Довольно! Я бросил перо. Эти люди умерли - имел ли я право судить их? Можно ли судить умирание? - Но умирать они начали еще прежде, чем пришел Гитлер. Они были готовы под нож и под газ, и всё, что мы могли сделать, - мы, которые ненавидели это несчастье и пробовали что-то кричать в их глухие уши, - было бежать отсюда - бежать даже без уверенности, что на новом месте не повторится тот же лодзинский шок. Обреченные! Еще не родился тот, кто бы мог рассказать правду об их конце, швырнуть их потомкам и братьям повесть гнева, - и не задохнуться на полуслове, не закрыть глаза рукой - и не отвернуться.

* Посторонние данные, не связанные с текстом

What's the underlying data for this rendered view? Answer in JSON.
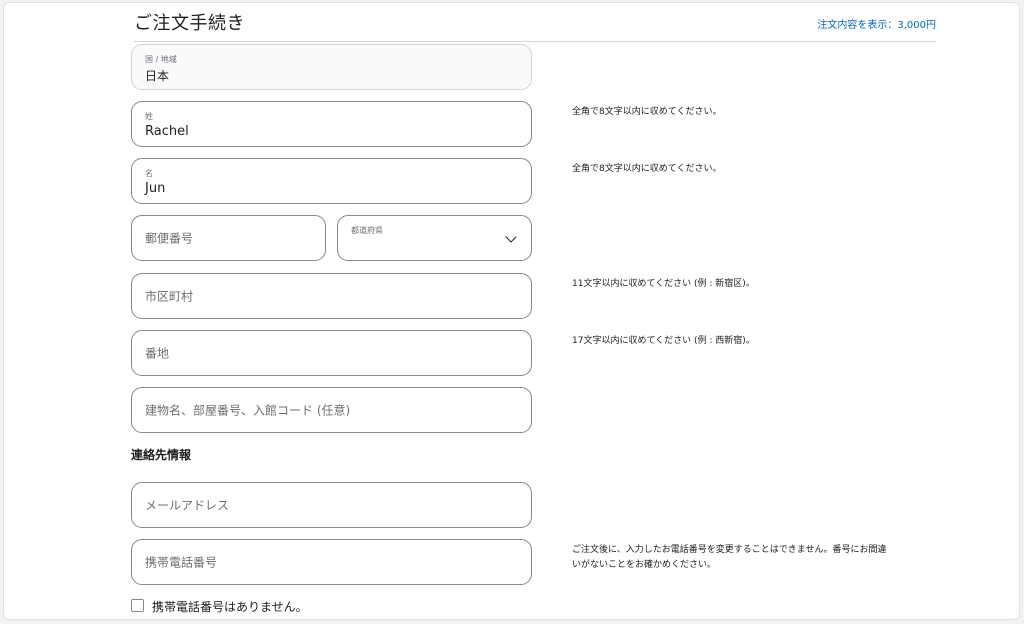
{
  "header": {
    "title": "ご注文手続き",
    "order_summary_link": "注文内容を表示：3,000円"
  },
  "fields": {
    "country": {
      "label": "国 / 地域",
      "value": "日本"
    },
    "last_name": {
      "label": "姓",
      "value": "Rachel",
      "note": "全角で8文字以内に収めてください。"
    },
    "first_name": {
      "label": "名",
      "value": "Jun",
      "note": "全角で8文字以内に収めてください。"
    },
    "postal_code": {
      "placeholder": "郵便番号"
    },
    "prefecture": {
      "label": "都道府県",
      "value": ""
    },
    "city": {
      "placeholder": "市区町村",
      "note": "11文字以内に収めてください (例 : 新宿区)。"
    },
    "street": {
      "placeholder": "番地",
      "note": "17文字以内に収めてください (例 : 西新宿)。"
    },
    "building": {
      "placeholder": "建物名、部屋番号、入館コード (任意)"
    }
  },
  "contact": {
    "heading": "連絡先情報",
    "email": {
      "placeholder": "メールアドレス"
    },
    "phone": {
      "placeholder": "携帯電話番号",
      "note": "ご注文後に、入力したお電話番号を変更することはできません。番号にお間違いがないことをお確かめください。"
    },
    "no_phone_label": "携帯電話番号はありません。",
    "no_phone_checked": false
  },
  "colors": {
    "link": "#0066cc",
    "border": "#86868b",
    "text": "#1d1d1f"
  }
}
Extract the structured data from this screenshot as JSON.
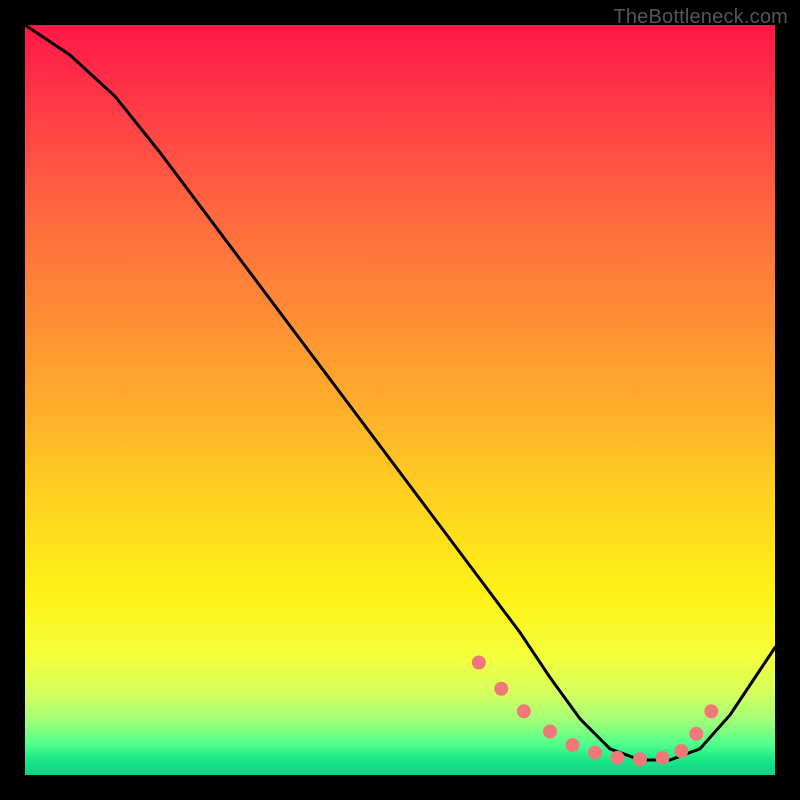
{
  "watermark": "TheBottleneck.com",
  "chart_data": {
    "type": "line",
    "title": "",
    "xlabel": "",
    "ylabel": "",
    "xlim": [
      0,
      100
    ],
    "ylim": [
      0,
      100
    ],
    "series": [
      {
        "name": "curve",
        "x": [
          0,
          6,
          12,
          18,
          24,
          30,
          36,
          42,
          48,
          54,
          60,
          66,
          70,
          74,
          78,
          82,
          86,
          90,
          94,
          100
        ],
        "y": [
          100,
          96,
          90.5,
          83,
          75,
          67,
          59,
          51,
          43,
          35,
          27,
          19,
          13,
          7.5,
          3.5,
          2,
          2,
          3.5,
          8,
          17
        ]
      }
    ],
    "markers": {
      "name": "dots",
      "color": "#f07878",
      "x": [
        60.5,
        63.5,
        66.5,
        70,
        73,
        76,
        79,
        82,
        85,
        87.5,
        89.5,
        91.5
      ],
      "y": [
        15,
        11.5,
        8.5,
        5.8,
        4,
        3,
        2.3,
        2.1,
        2.3,
        3.2,
        5.5,
        8.5
      ]
    }
  }
}
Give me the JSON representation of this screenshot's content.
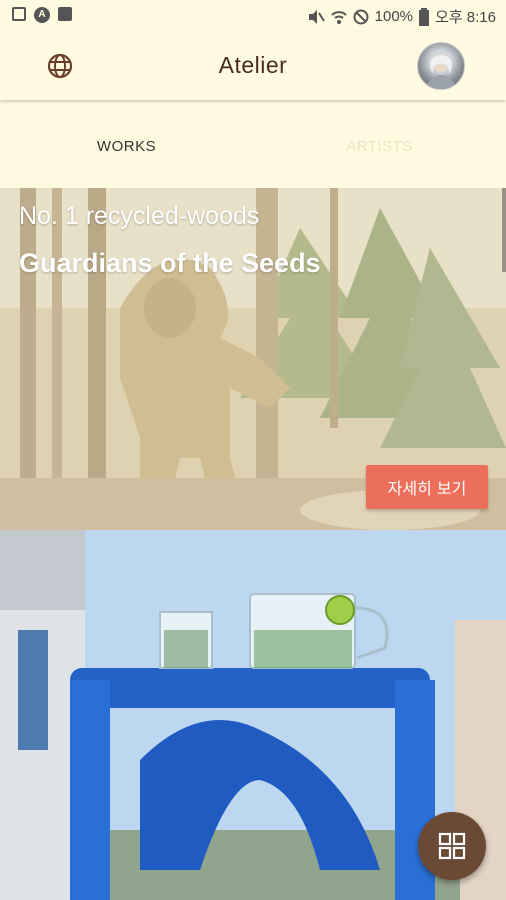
{
  "status_bar": {
    "battery": "100%",
    "time": "오후 8:16"
  },
  "app_bar": {
    "title": "Atelier"
  },
  "tabs": [
    {
      "label": "WORKS"
    },
    {
      "label": "ARTISTS"
    }
  ],
  "feature": {
    "subtitle": "No. 1 recycled-woods",
    "title": "Guardians of the Seeds",
    "button_label": "자세히 보기"
  },
  "colors": {
    "background": "#fffbe0",
    "accent": "#ec6f5b",
    "fab": "#6b4a35",
    "title": "#4a2a1e"
  },
  "icons": [
    "globe-icon",
    "avatar",
    "grid-icon",
    "image-icon",
    "a-circle-icon",
    "flipboard-icon",
    "mute-icon",
    "wifi-icon",
    "no-signal-icon",
    "battery-icon"
  ]
}
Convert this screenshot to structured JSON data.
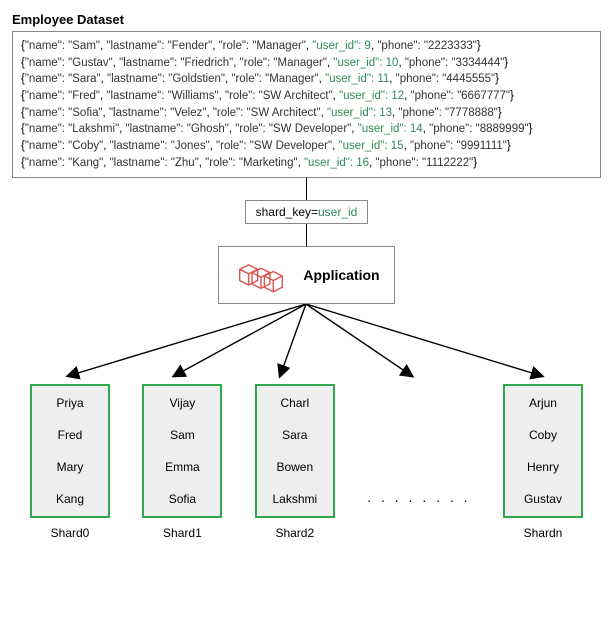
{
  "title": "Employee Dataset",
  "records": [
    {
      "name": "Sam",
      "lastname": "Fender",
      "role": "Manager",
      "user_id": 9,
      "phone": "2223333"
    },
    {
      "name": "Gustav",
      "lastname": "Friedrich",
      "role": "Manager",
      "user_id": 10,
      "phone": "3334444"
    },
    {
      "name": "Sara",
      "lastname": "Goldstien",
      "role": "Manager",
      "user_id": 11,
      "phone": "4445555"
    },
    {
      "name": "Fred",
      "lastname": "Williams",
      "role": "SW Architect",
      "user_id": 12,
      "phone": "6667777"
    },
    {
      "name": "Sofia",
      "lastname": "Velez",
      "role": "SW Architect",
      "user_id": 13,
      "phone": "7778888"
    },
    {
      "name": "Lakshmi",
      "lastname": "Ghosh",
      "role": "SW Developer",
      "user_id": 14,
      "phone": "8889999"
    },
    {
      "name": "Coby",
      "lastname": "Jones",
      "role": "SW Developer",
      "user_id": 15,
      "phone": "9991111"
    },
    {
      "name": "Kang",
      "lastname": "Zhu",
      "role": "Marketing",
      "user_id": 16,
      "phone": "1112222"
    }
  ],
  "shard_key": {
    "prefix": "shard_key=",
    "value": "user_id"
  },
  "application_label": "Application",
  "ellipsis": ". . . . . . . .",
  "shards": [
    {
      "label": "Shard0",
      "items": [
        "Priya",
        "Fred",
        "Mary",
        "Kang"
      ]
    },
    {
      "label": "Shard1",
      "items": [
        "Vijay",
        "Sam",
        "Emma",
        "Sofia"
      ]
    },
    {
      "label": "Shard2",
      "items": [
        "Charl",
        "Sara",
        "Bowen",
        "Lakshmi"
      ]
    },
    {
      "label": "Shardn",
      "items": [
        "Arjun",
        "Coby",
        "Henry",
        "Gustav"
      ]
    }
  ]
}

Человек, который осмелится, - который будет иметь довольно силы духа, чтобы как Данте сойти под землю и рассказать, как происходило умирание его народа, потеря воли к жизни и страсти к свободе, - пусть возьмет эпиграфом старый стих Лукреция, классический образ «facies hippocratica», лица умирающего:
с наступлением последнего часа ноздри сжимались, и нос, заостряясь в конце, становился тонким; впадали глаза и виски; холодея, твердели губы; разинут был рот; и натянута лобная кожа.
Летом 1946 года, в ожидании отъезда из Лодзи, я начал повесть о том, что происходило в этом городе в последние месяцы перед катастрофой. Но уже первые страницы вывели меня из душевного равновесия, - и я почувствовал, что для этой правды время еще не пришло.
Глава 3. Галя
Если бы не война, разве я бы вышла замуж в Столине? Есть такое местечко на Горыни-реке, среди лесов, далеко от железной дороги. Я туда попала случайно. Мне предложили работу в Леспромхозе города Столина. Время военное, 40-й год. Я беженка, деваться некуда. Столин, так Столин. Местечко битком набито. Беженцев видимо-невидимо, всё евреи. Живем как во сне. В Варшаве немцы, а здесь советская власть. Чем это всё кончится, неизвестно, а пока я вышла замуж.
Муж у меня был сильный, большой. Хороший парень. Называл он меня «поросёночек», а почему, догадайтесь сами. Начал он ко мне приставать: венчаться под балдахином, по закону, а то матери стыдно. Святой город Столин! Но я заупрямилась: ни за что не пойду под балдахин. Я не религиозная. Хватит гражданского брака. И тут они меня взяли хитростью. «Идем к маме на чай», - говорит мой Беня. Я прихожу, а там всё готово: раввин в широкой шляпе, все родственники, дети с цветами. - «Дурочка, не стесняйся! Это ж всего одна минута»! - И двери заперли. Под балдахином я разревелась от злости, а кругом все смеются. Я мужу сквозь слезы: «Никогда, никогда тебе этого не прощу!».